Originally, the Chiesa di San Giovanni Evangelista (Church of St. John the Evangelist), also known as Chiesa dei Santi Marciano e Nicandro (Church of Saints Marciano and Nicandro), stood on the coast, close to the sea.
And, like all the other buildings in the city, it was subject to the phenomenon of so-called subsidence, i.e. the process of the ancient architecture sinking several metres below its present level. We must therefore try to imagine it taller, a true vertical break in the skyline, immediately striking those arriving at ancient imperial Ravenna from the sea.
For this reason, even if it might seem curiously off-centre with respect to the historic centre, as it appears to us among modern buildings and not far from the railway station, this church has instead a long and illustrious history. It was built at the behest of Empress Galla Placidia after 424 AD, when she returned to Ravenna from Constantinople, where she had gone following the death of her brother Honorius.
Galla had the church built to fulfil a vow she had made during her voyage: her ship had been involved in a devastating storm and she had promised to build a place of worship if she escaped the shipwreck. When she returned to the city, she kept her promise. As the marble inscription on the church declares: “Galla Placidia, her son Placidus Valentinianus Augustus and her daughter Justus Grata Honoria have fulfilled the vows they made to be saved from the storms of the sea”.
As proof of her deep devotion to St John the Evangelist, Empress Galla Placida is also depicted on the medieval Gothic portal prostrating herself at the feet of the saint, who appeared to her while praying with Blessed Barbaziano on the night before the consecration of the basilica. When he disappeared, St John is said to have left Galla Placidia a sandal as a relic.
At that time, the entrance was preceded by a large four-sided portico, but this was destroyed over the centuries.
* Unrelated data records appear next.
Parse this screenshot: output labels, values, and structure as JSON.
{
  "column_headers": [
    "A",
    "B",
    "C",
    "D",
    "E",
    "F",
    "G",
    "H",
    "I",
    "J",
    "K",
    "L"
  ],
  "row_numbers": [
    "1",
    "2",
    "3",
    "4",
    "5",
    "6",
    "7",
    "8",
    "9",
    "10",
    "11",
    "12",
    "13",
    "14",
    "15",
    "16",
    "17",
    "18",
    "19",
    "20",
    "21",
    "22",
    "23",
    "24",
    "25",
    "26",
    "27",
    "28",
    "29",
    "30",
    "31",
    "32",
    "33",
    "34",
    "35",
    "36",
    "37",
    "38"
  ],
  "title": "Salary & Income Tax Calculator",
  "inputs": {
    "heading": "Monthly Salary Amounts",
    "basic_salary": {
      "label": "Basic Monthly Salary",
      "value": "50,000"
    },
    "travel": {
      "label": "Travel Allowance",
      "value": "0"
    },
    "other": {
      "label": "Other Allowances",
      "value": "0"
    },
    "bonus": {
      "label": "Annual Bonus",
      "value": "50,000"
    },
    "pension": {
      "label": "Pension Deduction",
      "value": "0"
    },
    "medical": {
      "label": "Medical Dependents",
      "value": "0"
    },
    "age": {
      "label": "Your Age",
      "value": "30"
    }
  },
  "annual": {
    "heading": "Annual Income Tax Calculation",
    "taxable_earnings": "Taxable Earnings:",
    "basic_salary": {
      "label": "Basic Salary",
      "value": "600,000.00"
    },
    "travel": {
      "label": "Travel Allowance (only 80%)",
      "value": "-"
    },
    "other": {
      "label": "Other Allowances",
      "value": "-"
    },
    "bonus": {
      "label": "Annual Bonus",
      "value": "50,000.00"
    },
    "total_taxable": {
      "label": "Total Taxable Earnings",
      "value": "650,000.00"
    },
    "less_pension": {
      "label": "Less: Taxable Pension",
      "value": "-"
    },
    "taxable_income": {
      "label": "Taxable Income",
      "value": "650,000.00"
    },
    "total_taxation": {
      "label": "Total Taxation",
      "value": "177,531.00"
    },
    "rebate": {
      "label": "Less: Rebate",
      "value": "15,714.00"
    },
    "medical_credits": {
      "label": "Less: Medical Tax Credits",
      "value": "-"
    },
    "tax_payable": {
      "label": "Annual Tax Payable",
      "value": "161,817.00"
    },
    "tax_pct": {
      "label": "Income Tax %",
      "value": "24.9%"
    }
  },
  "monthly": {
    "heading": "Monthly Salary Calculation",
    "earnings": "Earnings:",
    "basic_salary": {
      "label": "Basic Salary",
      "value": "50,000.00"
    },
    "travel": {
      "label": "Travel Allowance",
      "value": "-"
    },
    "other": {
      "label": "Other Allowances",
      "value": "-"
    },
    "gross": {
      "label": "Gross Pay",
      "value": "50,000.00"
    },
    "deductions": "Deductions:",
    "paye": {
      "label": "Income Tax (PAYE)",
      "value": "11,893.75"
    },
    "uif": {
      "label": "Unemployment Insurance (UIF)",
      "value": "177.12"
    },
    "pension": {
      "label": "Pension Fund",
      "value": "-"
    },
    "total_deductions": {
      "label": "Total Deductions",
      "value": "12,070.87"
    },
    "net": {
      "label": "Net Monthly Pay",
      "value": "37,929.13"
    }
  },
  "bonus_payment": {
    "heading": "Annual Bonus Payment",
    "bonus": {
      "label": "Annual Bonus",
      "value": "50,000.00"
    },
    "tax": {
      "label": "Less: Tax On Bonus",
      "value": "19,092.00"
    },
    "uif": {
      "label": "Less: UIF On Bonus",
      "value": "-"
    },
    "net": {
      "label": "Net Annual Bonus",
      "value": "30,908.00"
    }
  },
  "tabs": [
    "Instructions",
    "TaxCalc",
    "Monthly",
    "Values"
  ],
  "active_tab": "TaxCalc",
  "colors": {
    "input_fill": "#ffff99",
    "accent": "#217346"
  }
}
You enter the interior through the fourteenth century portal, which is divided into three naves. Along the walls you can view fragments of the ancient floor dating back to the thirteenth century, beautifully decorated with images of the courts of the time, full of stories of ladies and knights, fantastic and grotesque animals, and links with the Crusades, especially the fourth, which took place in that century.
The adjoining bell tower, built around the tenth century, is still the original one, while the church has undergone various interventions. In 1944 it was extensively damaged by air raids that caused the destruction of the cycle of twelfth, thirteenth and fourteenth century frescoes.